U.S. Secretary of State Michael R. Pompeo delivers remarks at the The Claremont Institute's 40th Anniversary Gala in Beverly Hills, California, on May 11, 2019. (State Department Photo by Ron Przysucha/Released)

This article was originally published by Radio Free Europe/Radio Liberty and is reprinted with permission.

U.S. Secretary of State Mike Pompeo has cancelled a planned visit to Moscow on May 13 in order to join talks about Iran with European officials in Brussels.

However, both the Kremlin and the U.S. State Department say Pompeo is expected to go ahead with a planned meeting on May 14 with Russian President Vladimir Putin and Foreign Minister Sergei Lavrov in Russia’s Black Sea resort city of Sochi.

Pompeo’s Russia visit — his first as the top U.S. diplomat — comes amid persistent tensions between Washington and Moscow.

The Sochi talks will be the highest-level of formal discussions held between U.S. and Russian officials since July 2018, when President Donald Trump and Putin held a one-on-one meeting in Finland.

The State Department has said that topics for the Putin-Pompeo talks will include arms control, the crisis in Venezuela, and the conflicts in Ukraine and Syria, as well as Iran.

All of those issues are areas where Washington and Moscow are at direct odds with one another.

“The starting point we have to have when we discuss our policy toward Russia…is to acknowledge frankly that Russia has taken a series of aggressive and destabilizing actions on the global stage,” a senior State Department official told reporters on May 10.

‘Modern Reality’

The official, who spoke on condition of anonymity, added that Pompeo’s trip was “an opportunity to make those points clear to the Russian government and what our expectations are and [to] see how to forge a path forward.”

Arms control will be high on the agenda of the talks, in particular an “arms-control agreement that reflects modern reality,” according to the official.

In February, the United States suspended participation in the 1987 Intermediate-Range Nuclear Forces (INF) Treaty because of what it says is Russia’s development and deployment of a missile system that violates the pact.

Moscow, which denies the accusation, later followed suit.

The INF Treaty banned the United States and Russia from developing, producing, and deploying ground-launched cruise or ballistic missiles with ranges between 500 and 5,500 kilometers.

Moscow and Washington have also been gearing up for talks on how and whether to extend the 2011 New START treaty, the only U.S.-Russia arms control pact limiting deployed strategic nuclear weapons.

It is set to expire in February 2021 but can be extended for five years if both sides agree.

Trump has called the New START treaty concluded in 2010 by his predecessor, Barack Obama, a “bad deal” and “one-sided.”
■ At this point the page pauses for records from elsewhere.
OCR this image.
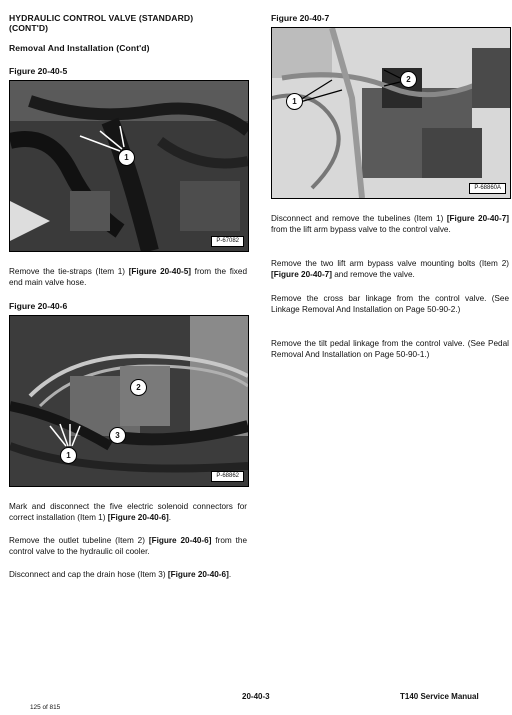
HYDRAULIC CONTROL VALVE (STANDARD)
(CONT'D)
Removal And Installation (Cont'd)
Figure 20-40-5
1
P-67082
Remove the tie-straps (Item 1) [Figure 20-40-5] from the fixed end main valve hose.
Figure 20-40-6
1
2
3
P-68862
Mark and disconnect the five electric solenoid connectors for correct installation (Item 1) [Figure 20-40-6].
Remove the outlet tubeline (Item 2) [Figure 20-40-6] from the control valve to the hydraulic oil cooler.
Disconnect and cap the drain hose (Item 3) [Figure 20-40-6].
Figure 20-40-7
1
2
P-68860A
Disconnect and remove the tubelines (Item 1) [Figure 20-40-7] from the lift arm bypass valve to the control valve.
Remove the two lift arm bypass valve mounting bolts (Item 2) [Figure 20-40-7] and remove the valve.
Remove the cross bar linkage from the control valve. (See Linkage Removal And Installation on Page 50-90-2.)
Remove the tilt pedal linkage from the control valve. (See Pedal Removal And Installation on Page 50-90-1.)
20-40-3	T140 Service Manual
125 of 815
Trump spoke with Putin by phone last week and said they discussed the possibility of a new accord limiting nuclear arms that could eventually include China.

But Russian Deputy Foreign Minister Sergei Ryabkov told the Interfax news agency on May 13 that Moscow believes “the resolution of problems hindering the extension of the bilateral New START for another five years should be the primary objective.”

Chinese Foreign Minister Wang Yi is also set to meet with Lavrov in Sochi on May 13.